Die Kläger haben gegen den Beklagten ferner gem. §§ 286,288 BGB einen Anspruch auf Zinsen in gesetzlicher Höhe seit Verzugsbeginn, auch hinsichtlich des Einbehalts in Höhe von 1400,00 € für die Nachzahlung aus der Betriebskostenabrechnung 2014. Auch insoweit trat mit Abrechnung des Kautionsguthabens Verzug ein. Nachdem die Betriebskostenabrechnung 2013 keinen Saldo zulasten der Kläger ergab, sondern vielmehr ein Guthaben in Höhe von 38,58 €, war auch nicht mit einem Saldo zulasten der Kläger aus der Betriebskostenabrechnung 2014 zu rechnen.

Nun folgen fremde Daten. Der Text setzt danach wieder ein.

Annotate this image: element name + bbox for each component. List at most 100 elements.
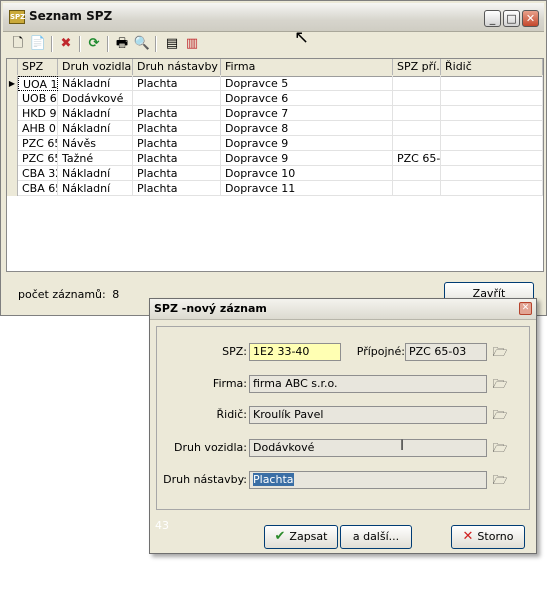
cell-ridic[interactable] — [441, 166, 543, 181]
cell-druh-nastavby[interactable]: Plachta — [133, 166, 221, 181]
row-indicator[interactable] — [7, 121, 18, 136]
save-button[interactable]: ✔ Zapsat — [264, 525, 338, 549]
cell-druh-nastavby[interactable]: Plachta — [133, 76, 221, 91]
folder-open-icon[interactable]: 🗁 — [492, 442, 508, 455]
cell-ridic[interactable] — [441, 151, 543, 166]
druh-nastavby-input[interactable]: Plachta — [249, 471, 487, 489]
cell-firma[interactable]: Dopravce 7 — [221, 106, 393, 121]
column-header-druh-nastavby[interactable]: Druh nástavby — [133, 59, 221, 75]
report-icon[interactable]: ▥ — [183, 35, 201, 53]
cell-ridic[interactable] — [441, 136, 543, 151]
folder-open-icon[interactable]: 🗁 — [492, 474, 508, 487]
cell-druh-nastavby[interactable]: Plachta — [133, 121, 221, 136]
cell-firma[interactable]: Dopravce 11 — [221, 181, 393, 196]
cell-druh-vozidla[interactable]: Nákladní — [58, 106, 133, 121]
ridic-input[interactable]: Kroulík Pavel — [249, 406, 487, 424]
cell-druh-vozidla[interactable]: Nákladní — [58, 121, 133, 136]
cell-spz-pripojne[interactable] — [393, 121, 441, 136]
pripojne-input[interactable]: PZC 65-03 — [405, 343, 487, 361]
cell-druh-nastavby[interactable]: Plachta — [133, 106, 221, 121]
column-header-druh-vozidla[interactable]: Druh vozidla — [58, 59, 133, 75]
new-record-icon[interactable]: 🗋 — [9, 35, 27, 53]
cell-firma[interactable]: Dopravce 10 — [221, 166, 393, 181]
column-header-ridic[interactable]: Řidič — [441, 59, 543, 75]
find-icon[interactable]: 🔍 — [133, 35, 151, 53]
column-header-spz[interactable]: SPZ — [18, 59, 58, 75]
minimize-button[interactable]: _ — [484, 10, 501, 27]
column-header-firma[interactable]: Firma — [221, 59, 393, 75]
table-row[interactable]: HKD 98NákladníPlachtaDopravce 7 — [7, 106, 543, 121]
cell-druh-nastavby[interactable] — [133, 91, 221, 106]
spz-input[interactable]: 1E2 33-40 — [249, 343, 341, 361]
cell-spz-pripojne[interactable] — [393, 166, 441, 181]
cell-spz-pripojne[interactable] — [393, 136, 441, 151]
cancel-button[interactable]: ✕ Storno — [451, 525, 525, 549]
cell-firma[interactable]: Dopravce 6 — [221, 91, 393, 106]
cell-spz[interactable]: PZC 65- — [18, 136, 58, 151]
save-and-next-button[interactable]: a další... — [340, 525, 412, 549]
table-row[interactable]: ▶UOA 12NákladníPlachtaDopravce 5 — [7, 76, 543, 91]
firma-input[interactable]: firma ABC s.r.o. — [249, 375, 487, 393]
table-row[interactable]: PZC 65-TažnéPlachtaDopravce 9PZC 65-03 — [7, 151, 543, 166]
column-header-spz-pripojne[interactable]: SPZ pří... — [393, 59, 441, 75]
cell-druh-nastavby[interactable]: Plachta — [133, 181, 221, 196]
cell-spz-pripojne[interactable]: PZC 65-03 — [393, 151, 441, 166]
row-indicator[interactable] — [7, 136, 18, 151]
cell-druh-nastavby[interactable]: Plachta — [133, 151, 221, 166]
refresh-icon[interactable]: ⟳ — [85, 35, 103, 53]
close-window-button[interactable]: ✕ — [522, 10, 539, 27]
edit-record-icon[interactable]: 📄 — [29, 35, 47, 53]
row-indicator[interactable] — [7, 181, 18, 196]
dialog-title-bar[interactable]: SPZ -nový záznam ✕ — [150, 299, 536, 320]
cell-druh-vozidla[interactable]: Nákladní — [58, 76, 133, 91]
cell-firma[interactable]: Dopravce 5 — [221, 76, 393, 91]
cell-druh-vozidla[interactable]: Návěs — [58, 136, 133, 151]
row-indicator[interactable] — [7, 91, 18, 106]
row-indicator[interactable] — [7, 151, 18, 166]
cell-spz[interactable]: UOA 12 — [18, 76, 58, 91]
dialog-close-button[interactable]: ✕ — [519, 302, 532, 315]
cell-spz[interactable]: UOB 65 — [18, 91, 58, 106]
cell-ridic[interactable] — [441, 91, 543, 106]
table-row[interactable]: CBA 65-NákladníPlachtaDopravce 11 — [7, 181, 543, 196]
table-row[interactable]: AHB 01-NákladníPlachtaDopravce 8 — [7, 121, 543, 136]
row-indicator[interactable] — [7, 106, 18, 121]
cell-druh-vozidla[interactable]: Nákladní — [58, 166, 133, 181]
cell-ridic[interactable] — [441, 76, 543, 91]
cell-spz-pripojne[interactable] — [393, 91, 441, 106]
cell-spz-pripojne[interactable] — [393, 76, 441, 91]
main-title-bar[interactable]: SPZ Seznam SPZ _ □ ✕ — [3, 3, 544, 32]
table-row[interactable]: PZC 65-NávěsPlachtaDopravce 9 — [7, 136, 543, 151]
druh-vozidla-input[interactable]: Dodávkové — [249, 439, 487, 457]
folder-open-icon[interactable]: 🗁 — [492, 346, 508, 359]
cell-firma[interactable]: Dopravce 8 — [221, 121, 393, 136]
cell-spz[interactable]: PZC 65- — [18, 151, 58, 166]
records-grid[interactable]: SPZ Druh vozidla Druh nástavby Firma SPZ… — [6, 58, 544, 272]
cell-druh-nastavby[interactable]: Plachta — [133, 136, 221, 151]
cell-druh-vozidla[interactable]: Tažné — [58, 151, 133, 166]
cell-ridic[interactable] — [441, 106, 543, 121]
print-icon[interactable]: 🖶 — [113, 35, 131, 53]
cell-spz[interactable]: HKD 98 — [18, 106, 58, 121]
cell-spz[interactable]: AHB 01- — [18, 121, 58, 136]
cell-spz-pripojne[interactable] — [393, 181, 441, 196]
cell-spz-pripojne[interactable] — [393, 106, 441, 121]
table-row[interactable]: CBA 32-NákladníPlachtaDopravce 10 — [7, 166, 543, 181]
maximize-button[interactable]: □ — [503, 10, 520, 27]
cell-firma[interactable]: Dopravce 9 — [221, 136, 393, 151]
cell-ridic[interactable] — [441, 181, 543, 196]
cell-ridic[interactable] — [441, 121, 543, 136]
row-indicator[interactable] — [7, 166, 18, 181]
cell-spz[interactable]: CBA 65- — [18, 181, 58, 196]
cell-spz[interactable]: CBA 32- — [18, 166, 58, 181]
cell-druh-vozidla[interactable]: Nákladní — [58, 181, 133, 196]
delete-record-icon[interactable]: ✖ — [57, 35, 75, 53]
cell-firma[interactable]: Dopravce 9 — [221, 151, 393, 166]
folder-open-icon[interactable]: 🗁 — [492, 378, 508, 391]
row-indicator[interactable]: ▶ — [7, 76, 18, 91]
folder-open-icon[interactable]: 🗁 — [492, 409, 508, 422]
cell-druh-vozidla[interactable]: Dodávkové — [58, 91, 133, 106]
table-row[interactable]: UOB 65Dodávkové Dopravce 6 — [7, 91, 543, 106]
header-indicator — [7, 59, 18, 75]
list-icon[interactable]: ▤ — [163, 35, 181, 53]
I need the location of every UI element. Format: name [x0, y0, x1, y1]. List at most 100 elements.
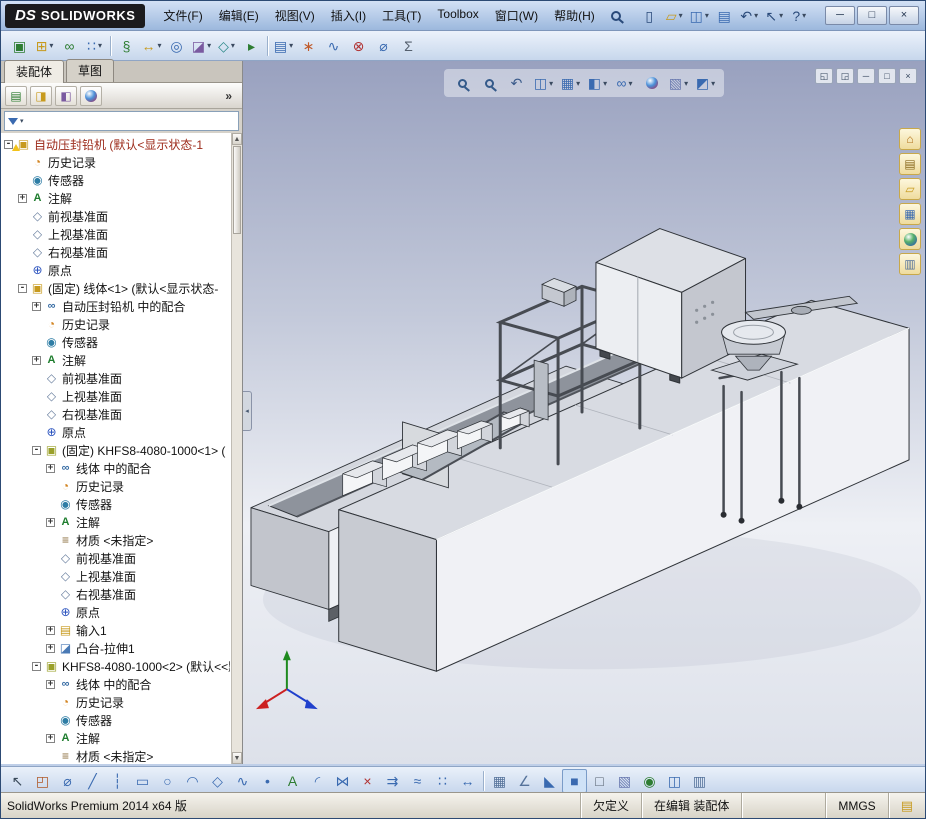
tree-item[interactable]: 上视基准面	[1, 387, 230, 405]
print-button[interactable]: ▤	[712, 4, 737, 28]
menu-insert[interactable]: 插入(I)	[323, 3, 374, 28]
design-library-button[interactable]: ▤	[899, 153, 921, 175]
tree-expander[interactable]	[46, 643, 55, 653]
tree-item[interactable]: 前视基准面	[1, 207, 230, 225]
camera-views-button[interactable]: ◉	[637, 769, 662, 793]
hidden-lines-button[interactable]: □	[587, 769, 612, 793]
tree-item[interactable]: 历史记录	[1, 693, 230, 711]
tree-expander[interactable]	[32, 355, 41, 365]
tree-expander[interactable]	[32, 661, 41, 671]
view-palette-button[interactable]: ▦	[899, 203, 921, 225]
tree-item[interactable]: 注解	[1, 189, 230, 207]
trim-entities-button[interactable]: ×	[355, 769, 380, 793]
linear-sketch-pattern-button[interactable]: ∷	[430, 769, 455, 793]
mate-button[interactable]: ∞	[57, 34, 82, 58]
tree-item[interactable]: (固定) 线体<1> (默认<显示状态-	[1, 279, 230, 297]
offset-entities-button[interactable]: ≈	[405, 769, 430, 793]
tree-item[interactable]: 注解	[1, 351, 230, 369]
tab-sketch[interactable]: 草图	[66, 59, 115, 82]
solidworks-resources-button[interactable]: ⌂	[899, 128, 921, 150]
tree-expander[interactable]	[46, 679, 55, 689]
exploded-view-button[interactable]: ∗	[296, 34, 321, 58]
configurationmanager-tab-button[interactable]: ◧	[55, 85, 77, 106]
custom-properties-button[interactable]: ▥	[899, 253, 921, 275]
tree-item[interactable]: 自动压封铅机 (默认<显示状态-1	[1, 135, 230, 153]
propertymanager-tab-button[interactable]: ◨	[30, 85, 52, 106]
select-button[interactable]: ↖	[762, 4, 787, 28]
move-entities-button[interactable]: ↔	[455, 769, 480, 793]
toolbar-button[interactable]	[110, 35, 111, 56]
design-table-button[interactable]: ▥	[687, 769, 712, 793]
new-motion-study-button[interactable]: ▸	[239, 34, 264, 58]
tree-item[interactable]: 原点	[1, 603, 230, 621]
new-document-button[interactable]: ▯	[637, 4, 662, 28]
tree-item[interactable]: 注解	[1, 513, 230, 531]
tree-item[interactable]: (固定) KHFS8-4080-1000<1> (	[1, 441, 230, 459]
maximize-button[interactable]: □	[857, 6, 887, 25]
tree-item[interactable]: 上视基准面	[1, 567, 230, 585]
menu-help[interactable]: 帮助(H)	[546, 3, 603, 28]
mass-properties-button[interactable]: Σ	[396, 34, 421, 58]
tree-item[interactable]: 传感器	[1, 711, 230, 729]
assembly-features-button[interactable]: ◪	[189, 34, 214, 58]
convert-entities-button[interactable]: ⇉	[380, 769, 405, 793]
tree-item[interactable]: 原点	[1, 423, 230, 441]
edit-component-button[interactable]: ▣	[7, 34, 32, 58]
linear-component-pattern-button[interactable]: ∷	[82, 34, 107, 58]
tree-item[interactable]: 原点	[1, 261, 230, 279]
apply-scene-button[interactable]: ▧	[666, 71, 691, 95]
view-settings-button[interactable]: ◩	[693, 71, 718, 95]
scrollbar-thumb[interactable]	[233, 146, 241, 234]
tree-expander[interactable]	[32, 445, 41, 455]
tree-item[interactable]: 注解	[1, 729, 230, 747]
doc-minimize-button[interactable]: ─	[857, 68, 875, 84]
tree-item[interactable]: 传感器	[1, 333, 230, 351]
mirror-entities-button[interactable]: ⋈	[330, 769, 355, 793]
select-button[interactable]: ↖	[5, 769, 30, 793]
insert-components-button[interactable]: ⊞	[32, 34, 57, 58]
interference-detection-button[interactable]: ⊗	[346, 34, 371, 58]
toolbar-button[interactable]	[483, 770, 484, 791]
hide-show-items-button[interactable]: ∞	[612, 71, 637, 95]
menu-edit[interactable]: 编辑(E)	[211, 3, 267, 28]
scrollbar-track[interactable]	[232, 235, 242, 752]
sketch-fillet-button[interactable]: ◜	[305, 769, 330, 793]
tree-item[interactable]: 材质 <未指定>	[1, 747, 230, 764]
appearances-scenes-button[interactable]: ●	[899, 228, 921, 250]
units-indicator[interactable]: MMGS	[825, 793, 887, 818]
tree-expander[interactable]	[18, 193, 27, 203]
explode-line-sketch-button[interactable]: ∿	[321, 34, 346, 58]
tree-item[interactable]: 线体 中的配合	[1, 459, 230, 477]
undo-button[interactable]: ↶	[737, 4, 762, 28]
move-component-button[interactable]: ↔	[139, 34, 164, 58]
tree-expander[interactable]	[46, 463, 55, 473]
scrollbar-up-button[interactable]: ▲	[232, 133, 242, 145]
featuremanager-tab-button[interactable]: ▤	[5, 85, 27, 106]
tree-expander[interactable]	[46, 733, 55, 743]
rectangle-button[interactable]: ▭	[130, 769, 155, 793]
previous-view-button[interactable]: ↶	[504, 71, 529, 95]
minimize-button[interactable]: ─	[825, 6, 855, 25]
toolbar-button[interactable]	[267, 35, 268, 56]
expand-panel-button[interactable]: »	[219, 89, 238, 103]
apply-scene-button[interactable]: ▧	[612, 769, 637, 793]
tree-item[interactable]: 历史记录	[1, 153, 230, 171]
save-button[interactable]: ◫	[687, 4, 712, 28]
tree-item[interactable]: 右视基准面	[1, 405, 230, 423]
polygon-button[interactable]: ◇	[205, 769, 230, 793]
tree-item[interactable]: 上视基准面	[1, 225, 230, 243]
model-3d-view[interactable]	[243, 61, 925, 764]
doc-close-button[interactable]: ×	[899, 68, 917, 84]
graphics-area[interactable]: ↶ ◫ ▦ ◧ ∞	[243, 61, 925, 764]
close-button[interactable]: ×	[889, 6, 919, 25]
snap-angle-button[interactable]: ∠	[512, 769, 537, 793]
menu-toolbox[interactable]: Toolbox	[429, 3, 486, 28]
open-button[interactable]: ▱	[662, 4, 687, 28]
edit-appearance-button[interactable]: ●	[639, 71, 664, 95]
zoom-to-fit-button[interactable]	[450, 71, 475, 95]
tree-item[interactable]: 右视基准面	[1, 243, 230, 261]
doc-restore-button[interactable]: □	[878, 68, 896, 84]
arc-button[interactable]: ◠	[180, 769, 205, 793]
panel-splitter[interactable]: ◂	[243, 391, 252, 431]
tree-item[interactable]: 传感器	[1, 171, 230, 189]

Die Kostenentscheidung beruht auf §§ 92 Abs. 1,91 a ZPO. Soweit die Parteien den Rechtsstreit übereinstimmend für erledigt erklärt haben, hat der Beklagte die Kosten des Rechtsstreits nach billigem Ermessen gemäß § 91 a zu tragen. Wie bereits dargelegt, war mit einem Saldo aus der Betriebskostenabrechnung 2014 zulasten der Kläger nicht zu rechnen. Dem Gericht ist völlig unverständlich, wieso der Beklagte bei einem angenommenen Saldo aus der Betriebskostenabrechnung 2013 in Höhe von 522 € sich als berechtigt ansieht, für die Betriebskostenabrechnung 2014 einen Einbehalt in Höhe von 1400 € vorzunehmen. Dies ist fast das Dreifache. Die Mieterhöhung für die Monate Oktober und November in Höhe von je 60 € wird vom Beklagten selbst im Schreiben vom 3.7.2015 als unwirksam bezeichnet.

Die Entscheidung zur vorläufigen Vollstreckbarkeit hat ihre Rechtsgrundlage in §§ 708 Nr. 11,711 ZPO.

Die Berufung für die Kläger war nicht zuzulassen, da die Voraussetzungen des § 511 Abs. 4 ZPO nicht vorliegen.